Le parlement européen va évoquer l'abeille et ses problèmes. Si l'on peut se réjouir de cette évocation, on ne peut, je crois, pas attendre grand chose de l'UE sur ce sujet. Mais attendons de voir... et juger.
Le communiqué de presse est pavé de bonnes intentions et de lieux communs, faisant appel à Winnie l'Ourson ou à cette soit disant phrase de Enstein qui a fait le tour du monde depuis qu'elle a été re-sortie du placard. S'il est vrai qu'il évoque la pollinisation, la pertes des colonies et leurs causes supposées, la seule proposition pour "sauver" les abeilles serait selon, M. Parish, britannique, membre du Groupe du Parti Populaire européen et des Démocrates européens, président de la commission de l'agriculture du Parlement Européen, de faire des recherches sur la malnutrition de l'abeille... C'est à mourir de rire,... ou de pleurs! Comme si la seule cause de la disparition des abeilles était un problème de malnutrition due à la monoculture!

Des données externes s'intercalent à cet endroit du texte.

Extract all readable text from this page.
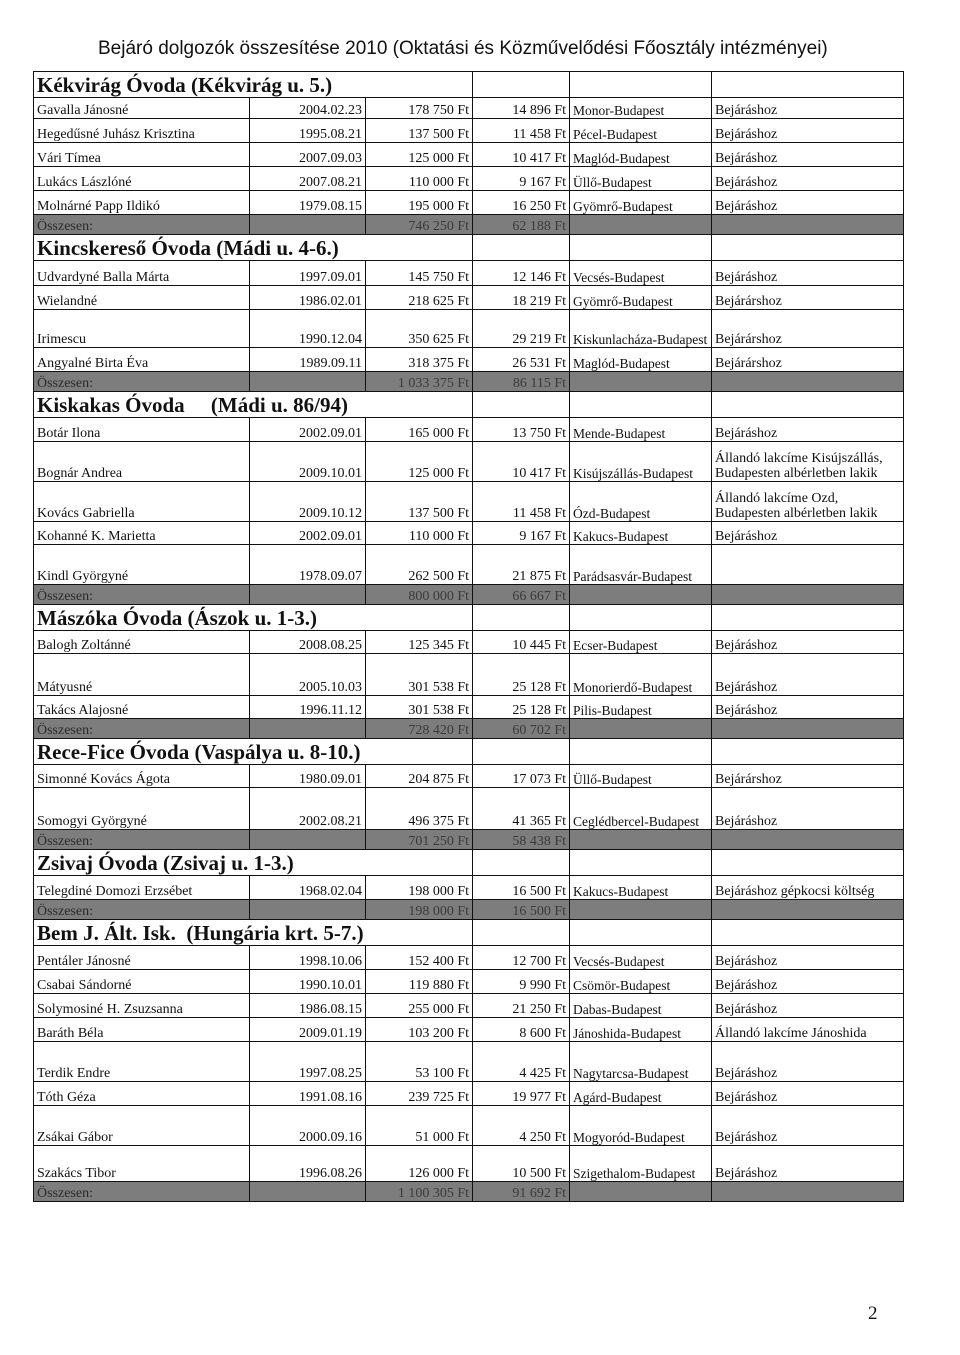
Bejáró dolgozók összesítése 2010 (Oktatási és Közművelődési Főosztály intézményei)
Kékvirág Óvoda (Kékvirág u. 5.)					
Gavalla Jánosné	2004.02.23	178 750 Ft	14 896 Ft	Monor-Budapest	Bejáráshoz
Hegedűsné Juhász Krisztina	1995.08.21	137 500 Ft	11 458 Ft	Pécel-Budapest	Bejáráshoz
Vári Tímea	2007.09.03	125 000 Ft	10 417 Ft	Maglód-Budapest	Bejáráshoz
Lukács Lászlóné	2007.08.21	110 000 Ft	9 167 Ft	Üllő-Budapest	Bejáráshoz
Molnárné Papp Ildikó	1979.08.15	195 000 Ft	16 250 Ft	Gyömrő-Budapest	Bejáráshoz
Összesen:		746 250 Ft	62 188 Ft		
Kincskereső Óvoda (Mádi u. 4-6.)					
Udvardyné Balla Márta	1997.09.01	145 750 Ft	12 146 Ft	Vecsés-Budapest	Bejáráshoz
Wielandné	1986.02.01	218 625 Ft	18 219 Ft	Gyömrő-Budapest	Bejárárshoz
Irimescu	1990.12.04	350 625 Ft	29 219 Ft	Kiskunlacháza-Budapest	Bejárárshoz
Angyalné Birta Éva	1989.09.11	318 375 Ft	26 531 Ft	Maglód-Budapest	Bejárárshoz
Összesen:		1 033 375 Ft	86 115 Ft		
Kiskakas Óvoda     (Mádi u. 86/94)					
Botár Ilona	2002.09.01	165 000 Ft	13 750 Ft	Mende-Budapest	Bejáráshoz
Bognár Andrea	2009.10.01	125 000 Ft	10 417 Ft	Kisújszállás-Budapest	Állandó lakcíme Kisújszállás, Budapesten albérletben lakik
Kovács Gabriella	2009.10.12	137 500 Ft	11 458 Ft	Ózd-Budapest	Állandó lakcíme Ozd, Budapesten albérletben lakik
Kohanné K. Marietta	2002.09.01	110 000 Ft	9 167 Ft	Kakucs-Budapest	Bejáráshoz
Kindl Györgyné	1978.09.07	262 500 Ft	21 875 Ft	Parádsasvár-Budapest	
Összesen:		800 000 Ft	66 667 Ft		
Mászóka Óvoda (Ászok u. 1-3.)					
Balogh Zoltánné	2008.08.25	125 345 Ft	10 445 Ft	Ecser-Budapest	Bejáráshoz
Mátyusné	2005.10.03	301 538 Ft	25 128 Ft	Monorierdő-Budapest	Bejáráshoz
Takács Alajosné	1996.11.12	301 538 Ft	25 128 Ft	Pilis-Budapest	Bejáráshoz
Összesen:		728 420 Ft	60 702 Ft		
Rece-Fice Óvoda (Vaspálya u. 8-10.)					
Simonné Kovács Ágota	1980.09.01	204 875 Ft	17 073 Ft	Üllő-Budapest	Bejárárshoz
Somogyi Györgyné	2002.08.21	496 375 Ft	41 365 Ft	Ceglédbercel-Budapest	Bejáráshoz
Összesen:		701 250 Ft	58 438 Ft		
Zsivaj Óvoda (Zsivaj u. 1-3.)					
Telegdiné Domozi Erzsébet	1968.02.04	198 000 Ft	16 500 Ft	Kakucs-Budapest	Bejáráshoz gépkocsi költség
Összesen:		198 000 Ft	16 500 Ft		
Bem J. Ált. Isk.  (Hungária krt. 5-7.)					
Pentáler Jánosné	1998.10.06	152 400 Ft	12 700 Ft	Vecsés-Budapest	Bejáráshoz
Csabai Sándorné	1990.10.01	119 880 Ft	9 990 Ft	Csömör-Budapest	Bejáráshoz
Solymosiné H. Zsuzsanna	1986.08.15	255 000 Ft	21 250 Ft	Dabas-Budapest	Bejáráshoz
Baráth Béla	2009.01.19	103 200 Ft	8 600 Ft	Jánoshida-Budapest	Állandó lakcíme Jánoshida
Terdik Endre	1997.08.25	53 100 Ft	4 425 Ft	Nagytarcsa-Budapest	Bejáráshoz
Tóth Géza	1991.08.16	239 725 Ft	19 977 Ft	Agárd-Budapest	Bejáráshoz
Zsákai Gábor	2000.09.16	51 000 Ft	4 250 Ft	Mogyoród-Budapest	Bejáráshoz
Szakács Tibor	1996.08.26	126 000 Ft	10 500 Ft	Szigethalom-Budapest	Bejáráshoz
Összesen:		1 100 305 Ft	91 692 Ft		
2
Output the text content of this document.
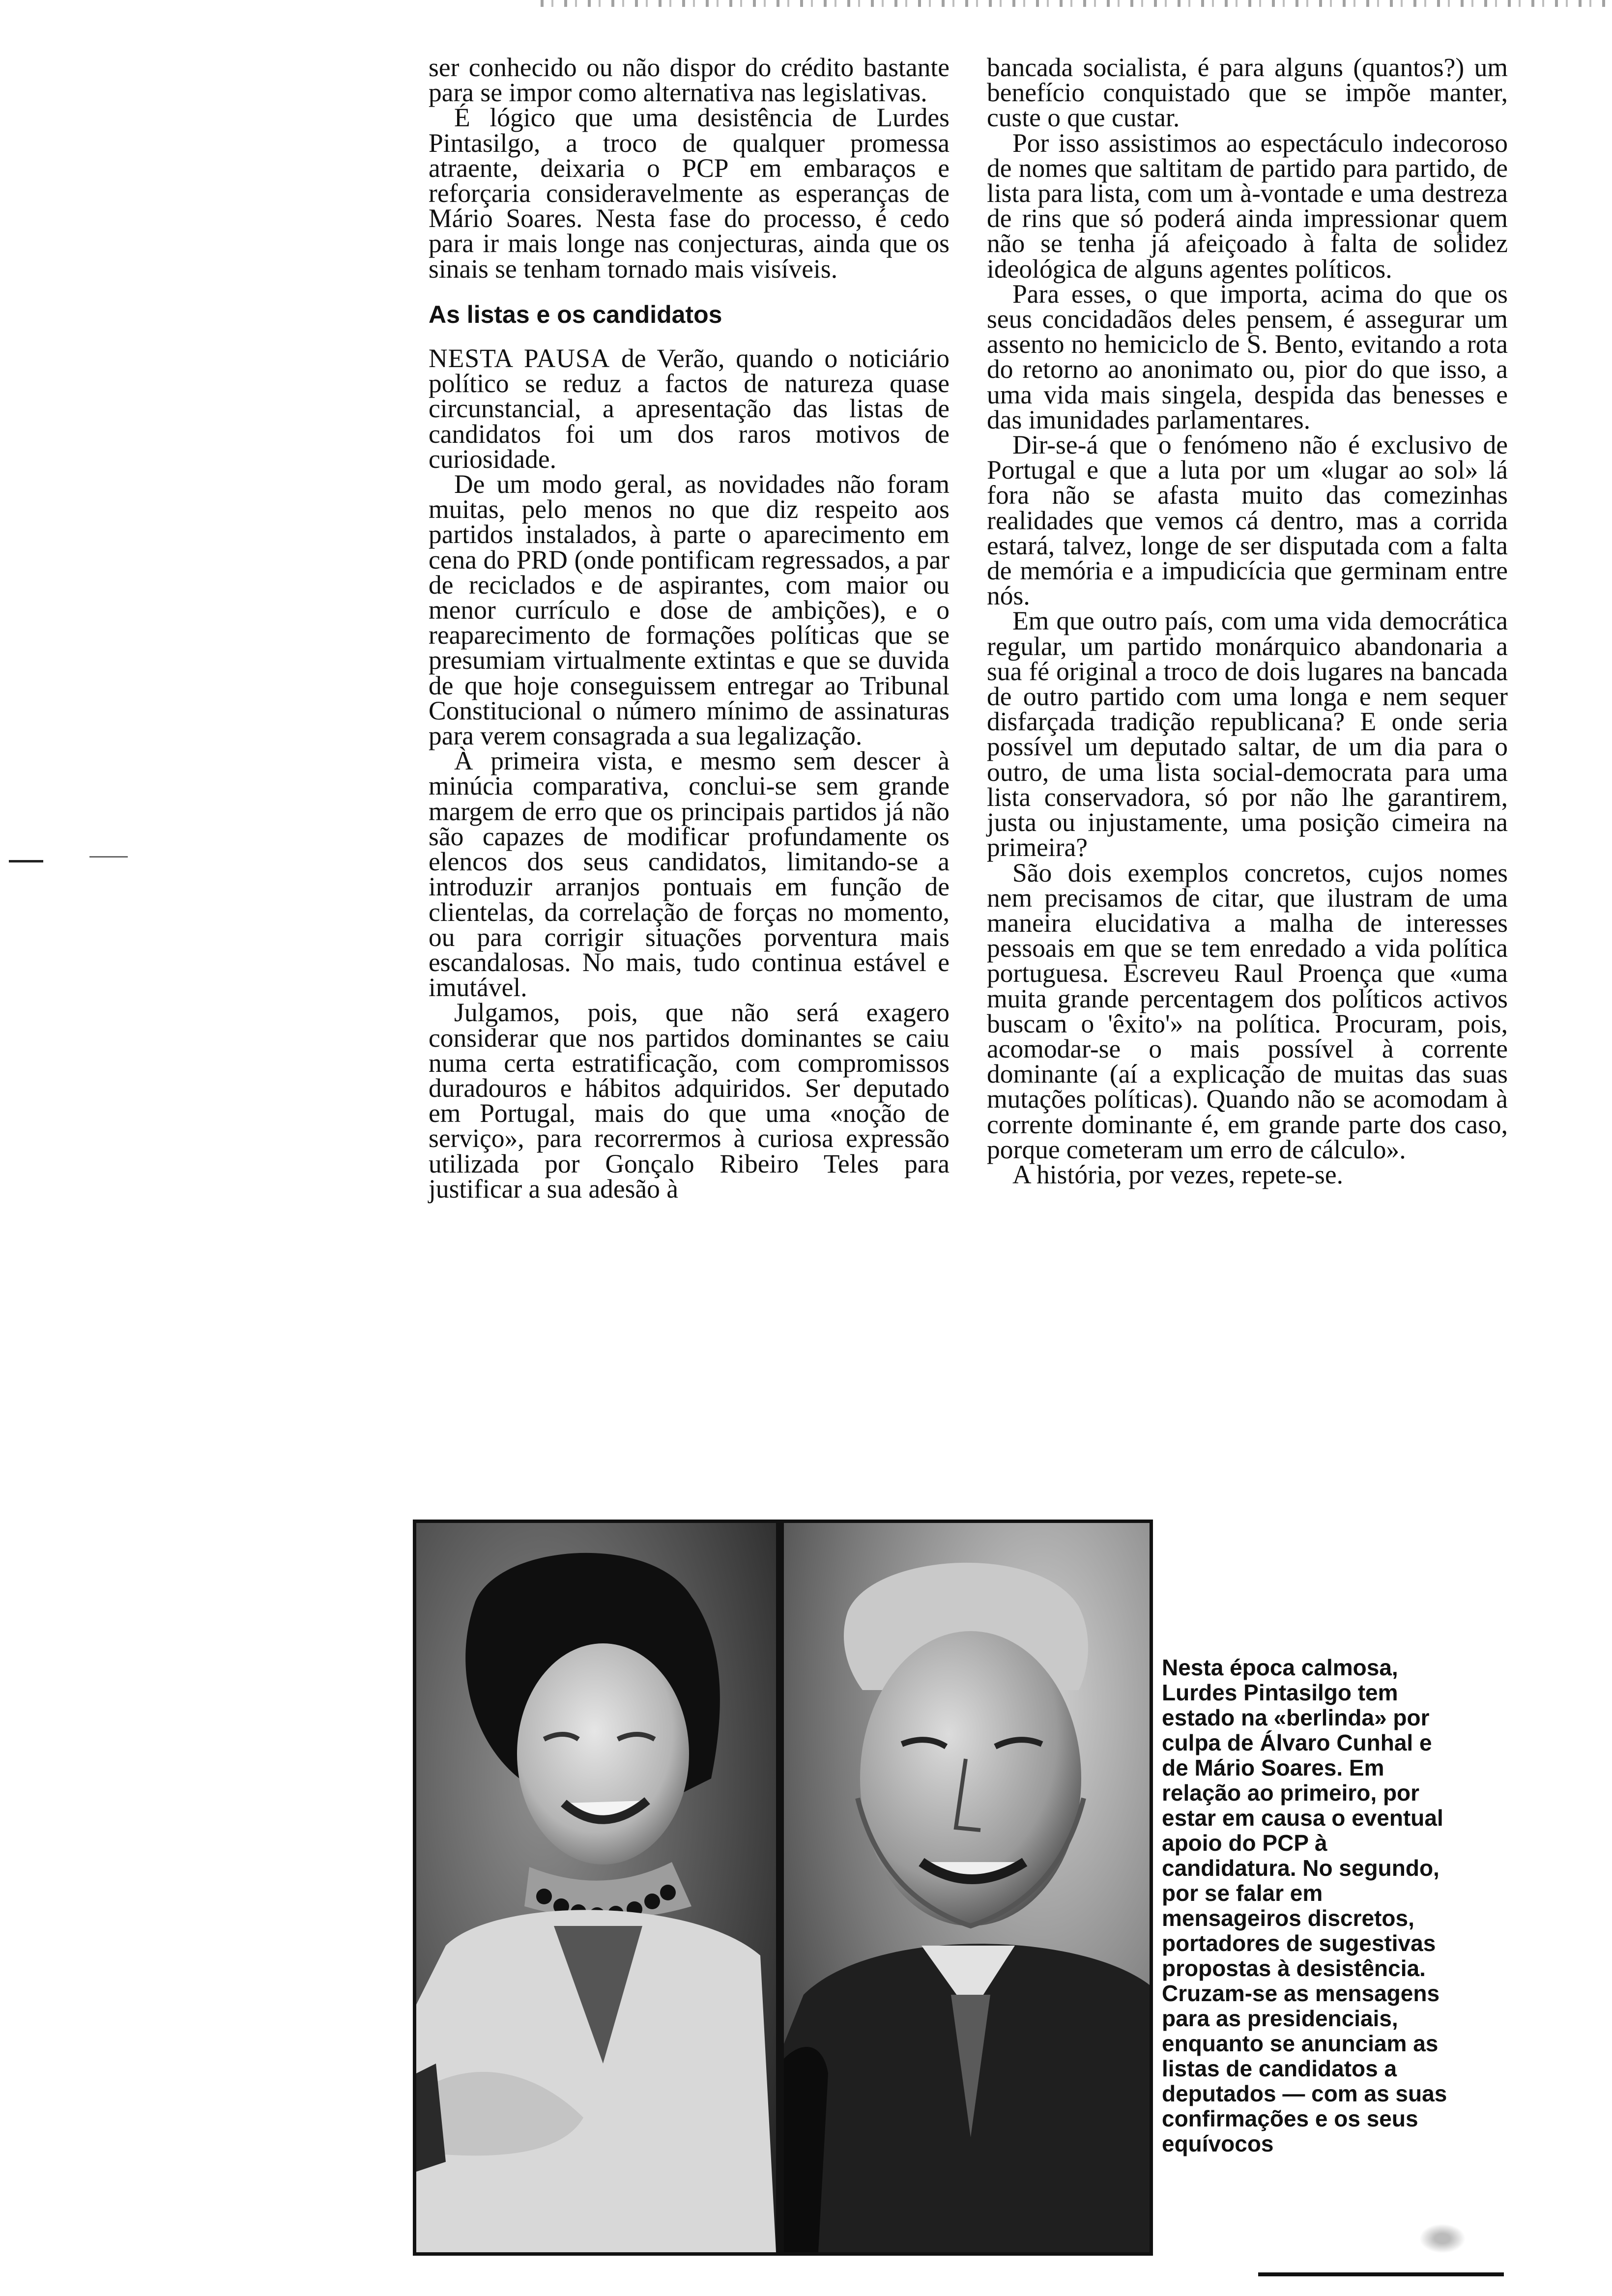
ser conhecido ou não dispor do crédito bastante para se impor como alternativa nas legislativas.

É lógico que uma desistência de Lurdes Pintasilgo, a troco de qualquer promessa atraente, deixaria o PCP em embaraços e reforçaria consideravelmente as esperanças de Mário Soares. Nesta fase do processo, é cedo para ir mais longe nas conjecturas, ainda que os sinais se tenham tornado mais visíveis.

As listas e os candidatos

NESTA PAUSA de Verão, quando o noticiário político se reduz a factos de natureza quase circunstancial, a apresentação das listas de candidatos foi um dos raros motivos de curiosidade.

De um modo geral, as novidades não foram muitas, pelo menos no que diz respeito aos partidos instalados, à parte o aparecimento em cena do PRD (onde pontificam regressados, a par de reciclados e de aspirantes, com maior ou menor currículo e dose de ambições), e o reaparecimento de formações políticas que se presumiam virtualmente extintas e que se duvida de que hoje conseguissem entregar ao Tribunal Constitucional o número mínimo de assinaturas para verem consagrada a sua legalização.

À primeira vista, e mesmo sem descer à minúcia comparativa, conclui-se sem grande margem de erro que os principais partidos já não são capazes de modificar profundamente os elencos dos seus candidatos, limitando-se a introduzir arranjos pontuais em função de clientelas, da correlação de forças no momento, ou para corrigir situações porventura mais escandalosas. No mais, tudo continua estável e imutável.

Julgamos, pois, que não será exagero considerar que nos partidos dominantes se caiu numa certa estratificação, com compromissos duradouros e hábitos adquiridos. Ser deputado em Portugal, mais do que uma «noção de serviço», para recorrermos à curiosa expressão utilizada por Gonçalo Ribeiro Teles para justificar a sua adesão à

bancada socialista, é para alguns (quantos?) um benefício conquistado que se impõe manter, custe o que custar.

Por isso assistimos ao espectáculo indecoroso de nomes que saltitam de partido para partido, de lista para lista, com um à-vontade e uma destreza de rins que só poderá ainda impressionar quem não se tenha já afeiçoado à falta de solidez ideológica de alguns agentes políticos.

Para esses, o que importa, acima do que os seus concidadãos deles pensem, é assegurar um assento no hemiciclo de S. Bento, evitando a rota do retorno ao anonimato ou, pior do que isso, a uma vida mais singela, despida das benesses e das imunidades parlamentares.

Dir-se-á que o fenómeno não é exclusivo de Portugal e que a luta por um «lugar ao sol» lá fora não se afasta muito das comezinhas realidades que vemos cá dentro, mas a corrida estará, talvez, longe de ser disputada com a falta de memória e a impudicícia que germinam entre nós.

Em que outro país, com uma vida democrática regular, um partido monárquico abandonaria a sua fé original a troco de dois lugares na bancada de outro partido com uma longa e nem sequer disfarçada tradição republicana? E onde seria possível um deputado saltar, de um dia para o outro, de uma lista social-democrata para uma lista conservadora, só por não lhe garantirem, justa ou injustamente, uma posição cimeira na primeira?

São dois exemplos concretos, cujos nomes nem precisamos de citar, que ilustram de uma maneira elucidativa a malha de interesses pessoais em que se tem enredado a vida política portuguesa. Escreveu Raul Proença que «uma muita grande percentagem dos políticos activos buscam o 'êxito'» na política. Procuram, pois, acomodar-se o mais possível à corrente dominante (aí a explicação de muitas das suas mutações políticas). Quando não se acomodam à corrente dominante é, em grande parte dos caso, porque cometeram um erro de cálculo».

A história, por vezes, repete-se.

Nesta época calmosa,
Lurdes Pintasilgo tem
estado na «berlinda» por
culpa de Álvaro Cunhal e
de Mário Soares. Em
relação ao primeiro, por
estar em causa o eventual
apoio do PCP à
candidatura. No segundo,
por se falar em
mensageiros discretos,
portadores de sugestivas
propostas à desistência.
Cruzam-se as mensagens
para as presidenciais,
enquanto se anunciam as
listas de candidatos a
deputados — com as suas
confirmações e os seus
equívocos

La monoculture est une des causes majeures, oui... mais mettre à des rangs inférieurs beaucoup d'autres causes et notamment les pesticides (relégués à un rang égal aux champs électromagnétiques), est pour le moins suspect de parti pris. D'autant plus que "qui dit monoculture dit pesticides..."
Sans
vouloir atteindre la grandeur et la "majesté" du mandat de député, on sent
poindre par derrière ce texte le lobbying de certains groupes chimiques
puissants ainsi que des agriculteurs parfois peu scrupuleux, on dira peu
informé sur la toxicité des pesticides.
Alors, oui conseillez à la commission de débloquer des fonds, messieurs les députés de Bruxelles pas seulement pour l'étude sur la malnutrition des abeilles mais aussi pour:
-Etudier la biologie de l'abeille
-Etudier la nutrition de l'abeille dans son ensemble
-Etudier
la sensibilité de l'abeille aux pesticides, et les intoxications que ceux ci
provoquent
-Etudier
Varroa
-Etudier
les virus de l'abeille, Nosema
-Etudier
les maladies bactériennes de l'abeille
-Etudier les médicaments vétérinaires utilisables, ainsi que les résistances des parasites à ces traitements
-Etudier
les médicaments utilisés sans AMM et sans contrôle vétérinaire sur les ruches
par certains
-Etudier
les méthodes apicoles, pratiques et sanitaires
... Là,
on aura un ensemble à peu près cohérent de connaissance meilleures sur
l'abeille et peut-être sur les causes des pertes de colonies.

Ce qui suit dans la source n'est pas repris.